Billions in tax increases outlined in the budget could be blocked by the Upper House, with the Government also facing a fight with state premiers over cuts to health and education worth $80 billion.
The Australian Financial Review says the fuel excise changes, worth $4.1 billion, and the $7 doctors payment, worth $3.1 billion, do not have the numbers to pass the current or new Senate.
Prime Minister Tony Abbott has subtly alluded to a double dissolution election if he can’t pass his entire budget, which also contains massive spending and welfare cuts, as well as a tax increase for high income earners.
The release of a federal budget rarely moves markets, as most of the major decisions have been leaked and priced in by investors. However, a budget stalemate and the resulting political disarray can have a negative impact.
Abbott said the eight senators on the cross bench who will share the balance of power after the new Senate sits from July 1 would lose their seats in a new election.
“We’re happy to talk respectfully to the independents and minor parties in the Senate and obviously a certain amount of horse-trading is something that you just accept is part of the business,” he said.

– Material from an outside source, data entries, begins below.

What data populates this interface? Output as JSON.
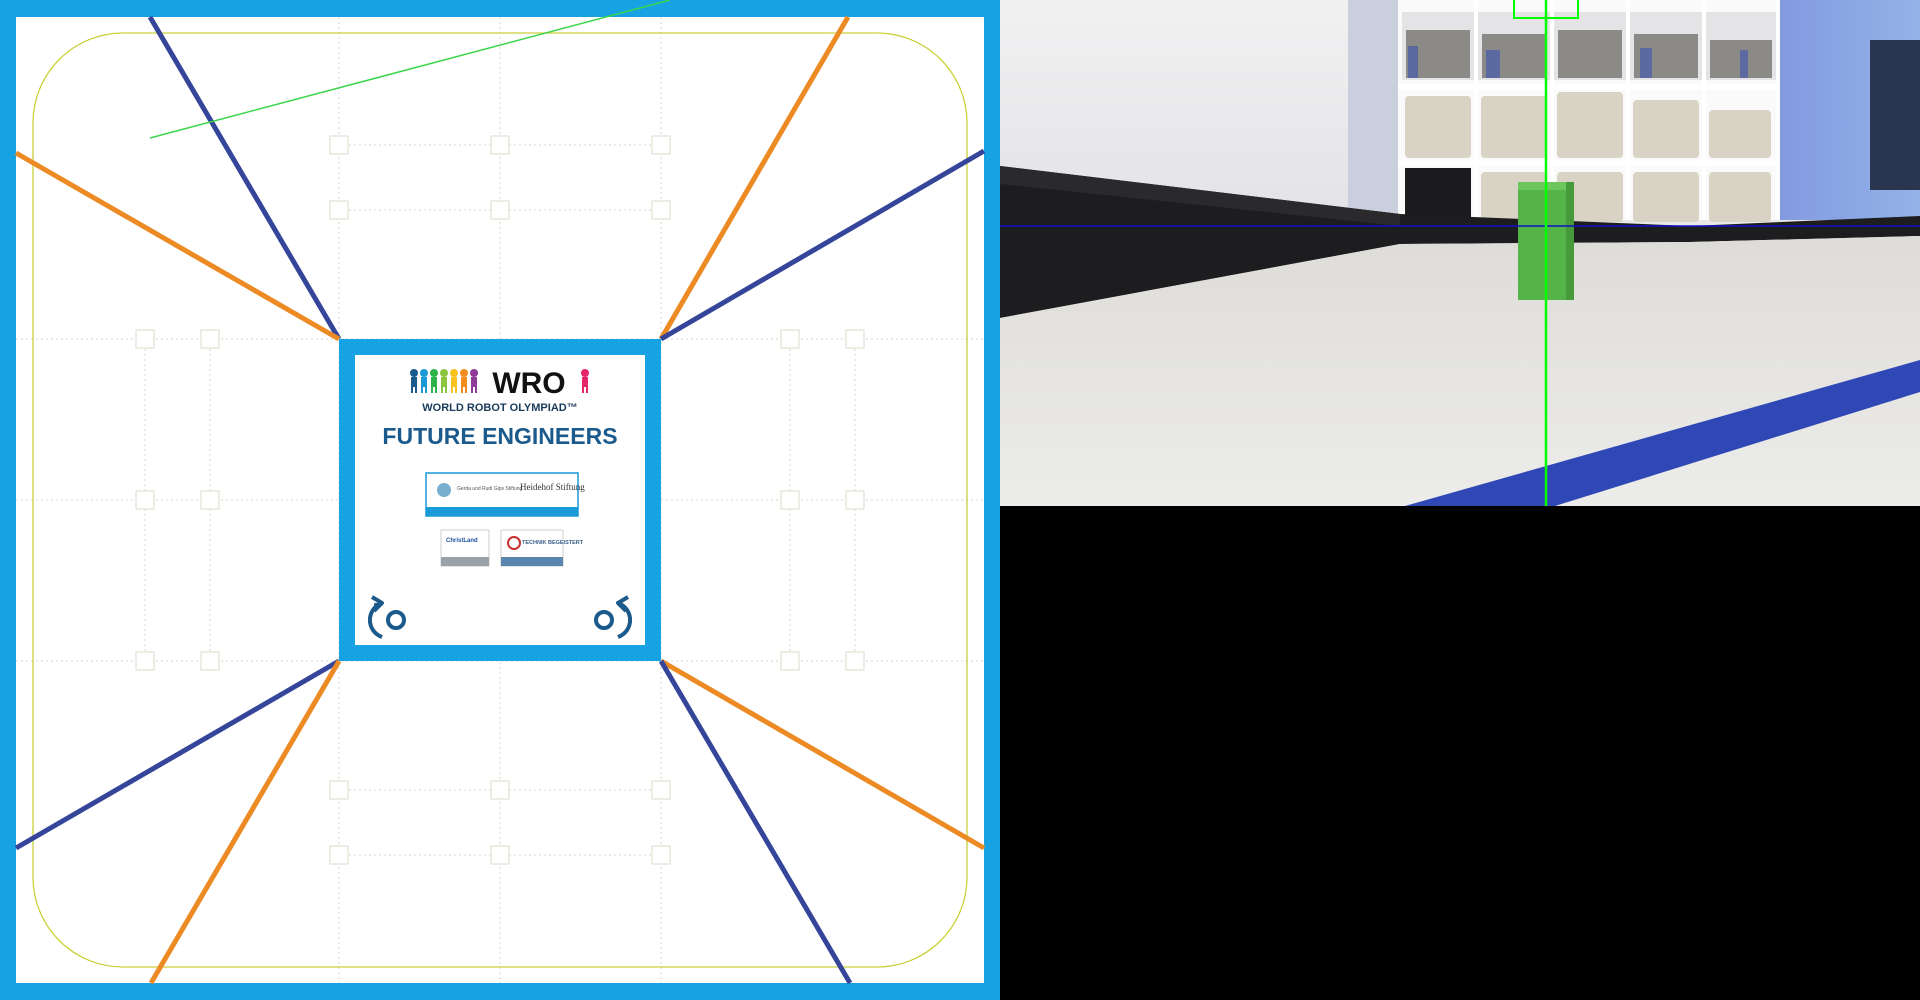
{
  "field": {
    "colors": {
      "border": "#17a3e3",
      "blue_line": "#34459a",
      "orange_line": "#ec8a24",
      "guide_yellow": "#c9d13a",
      "trajectory_green": "#3ad64a",
      "dotted_grid": "#cfd3d6",
      "logo_navy": "#1a5a8c"
    },
    "logo": {
      "brand": "WRO",
      "tagline": "WORLD ROBOT OLYMPIAD™",
      "category": "FUTURE ENGINEERS"
    },
    "sponsors": {
      "banner_left": "Gerda und Rudi Gips Stiftung",
      "banner_right": "Heidehof Stiftung",
      "small_left": "ChristLand",
      "small_right": "TECHNIK BEGEISTERT"
    },
    "direction_icons": [
      "rotate-counterclockwise-icon",
      "rotate-clockwise-icon"
    ]
  },
  "camera": {
    "colors": {
      "floor": "#e8e8e6",
      "wall": "#1d1d1f",
      "line": "#2f48b5",
      "pillar": "#55b447",
      "overlay_green": "#00ff00",
      "overlay_blue": "#1010c8"
    }
  }
}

“What we won’t accept, though, is an attempt to completely frustrate the business of government. I don’t believe that they will try to completely frustrate the business of government because if there was an election again, hardly any of them would win their seats.”
Meanwhile, the states are furious over cuts to education and health. Hospitals and schools fall within the jurisdiction of state governments, and the Prime Minister has said they need to take more responsibility for funding.
Some commentators have suggested the move is designed to force premiers to unite in support of an increase to the GST.